Extinction Rebellion : Les militants écopent d'un rappel à la loi après leur action à Lille en mars 2020

Trois militants d'Extinction Rebellion ont été entendus par le délégué du procureur de la République après leur action pacifique au métro Lille-Flandres en mars 2020. Ils ont écopé d'un rappel à la loi qu'ils considèrent comme une confirmation du "bien-fondé" de leur action.

Trois militants d’Extinction Rébellion montrant leurs convocations avant l’audience devant le délégué du procureur.
Trois militants d’Extinction Rébellion montrant leurs convocations avant l’audience devant le délégué du procureur. © Extinction Rébellion

Trois militants d'Extinction Rebellion ont été entendus ce mercredi 5 mai par le délégué du procureur de la République, après leur action "Vis, Bouge, Respire", organisée le 7 mars 2020. Pour rappel, une soixantaine de membres du mouvement avaient organisé un sitting devant l'agence Illévia du métro Lille-Flandres.

Leur but était de faire entendre leurs revendications, parmi lesquelles "une meilleure offre de transport en commun ainsi qu’un vrai débat sur leur gratuité". L'opération, pacifique, avait mobilisé une soixantaine d'activistes et s'était achevée par l'intervention des forces de l'ordre.
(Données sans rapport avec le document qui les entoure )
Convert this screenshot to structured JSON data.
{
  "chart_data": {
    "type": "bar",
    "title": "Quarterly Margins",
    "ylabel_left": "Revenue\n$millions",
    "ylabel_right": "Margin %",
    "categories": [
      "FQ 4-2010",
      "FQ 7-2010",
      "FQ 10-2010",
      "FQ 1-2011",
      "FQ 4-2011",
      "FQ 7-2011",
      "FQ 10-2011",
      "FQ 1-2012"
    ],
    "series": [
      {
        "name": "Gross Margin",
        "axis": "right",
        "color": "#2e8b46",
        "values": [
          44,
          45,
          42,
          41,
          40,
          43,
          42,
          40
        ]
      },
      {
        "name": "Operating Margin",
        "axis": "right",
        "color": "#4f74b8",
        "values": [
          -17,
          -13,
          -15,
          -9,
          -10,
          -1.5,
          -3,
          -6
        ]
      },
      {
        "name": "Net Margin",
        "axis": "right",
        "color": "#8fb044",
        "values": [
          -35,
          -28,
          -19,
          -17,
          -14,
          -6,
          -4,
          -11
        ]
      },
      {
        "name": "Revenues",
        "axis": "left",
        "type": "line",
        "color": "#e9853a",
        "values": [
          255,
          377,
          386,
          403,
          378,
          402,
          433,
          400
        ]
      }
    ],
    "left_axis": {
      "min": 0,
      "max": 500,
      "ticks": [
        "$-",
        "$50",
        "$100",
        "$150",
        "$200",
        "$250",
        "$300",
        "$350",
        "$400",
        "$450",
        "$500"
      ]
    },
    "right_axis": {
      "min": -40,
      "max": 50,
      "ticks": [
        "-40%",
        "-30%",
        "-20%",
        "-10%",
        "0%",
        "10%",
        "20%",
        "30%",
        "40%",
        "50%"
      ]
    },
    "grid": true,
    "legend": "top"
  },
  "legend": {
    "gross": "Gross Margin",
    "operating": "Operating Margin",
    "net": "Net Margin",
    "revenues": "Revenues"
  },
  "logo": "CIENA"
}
Extinction Rebellion après leur action en mars 2020.
Extinction Rebellion après leur action en mars 2020. © Extinction Rebellion

100.000 décès prématurés à cause de la pollution

Les militants présents hier ont eu l'opportunité d'avoir une première explication avec la justice. Ils ont justifié leur intervention par "l’insuffisance de l’action publique en matière de lutte contre la pollution de l’air et le réchauffement climatique, explique l'organisation dans un communiqué de presse qui abonde en citant une étude. Ce sont chaque année 100 000 décès prématurés que l'on peut incomber à la pollution de l'air" en France. 

Le délégué du procureur s’est finalement prononcé pour un rappel à la loi, "qui confirme de fait le bien-fondé de notre action", se réjouissent les militants, qui se disent "déterminés" à poursuivre la lutte "jusqu'à ce que ces sujets soient traités par les pouvoirs publics à la hauteur des enjeux existentiels qu'ils constituent."

Chaque militant présent avait écopé d'une contravention de 155 euros pour "trouble à la tranquillité de voyageurs" et "regroupement de personnes", qu'ils ont contestée. Plusieurs d'entre eux ont vu leur amende être majorée et monter à 375 euros. Cette procédure est toujours en cours.

Ce mouvement écologiste, considéré comme radical, est toutefois non-violent et organise des actions pacifistes depuis plusieurs années un peu partout dans le monde.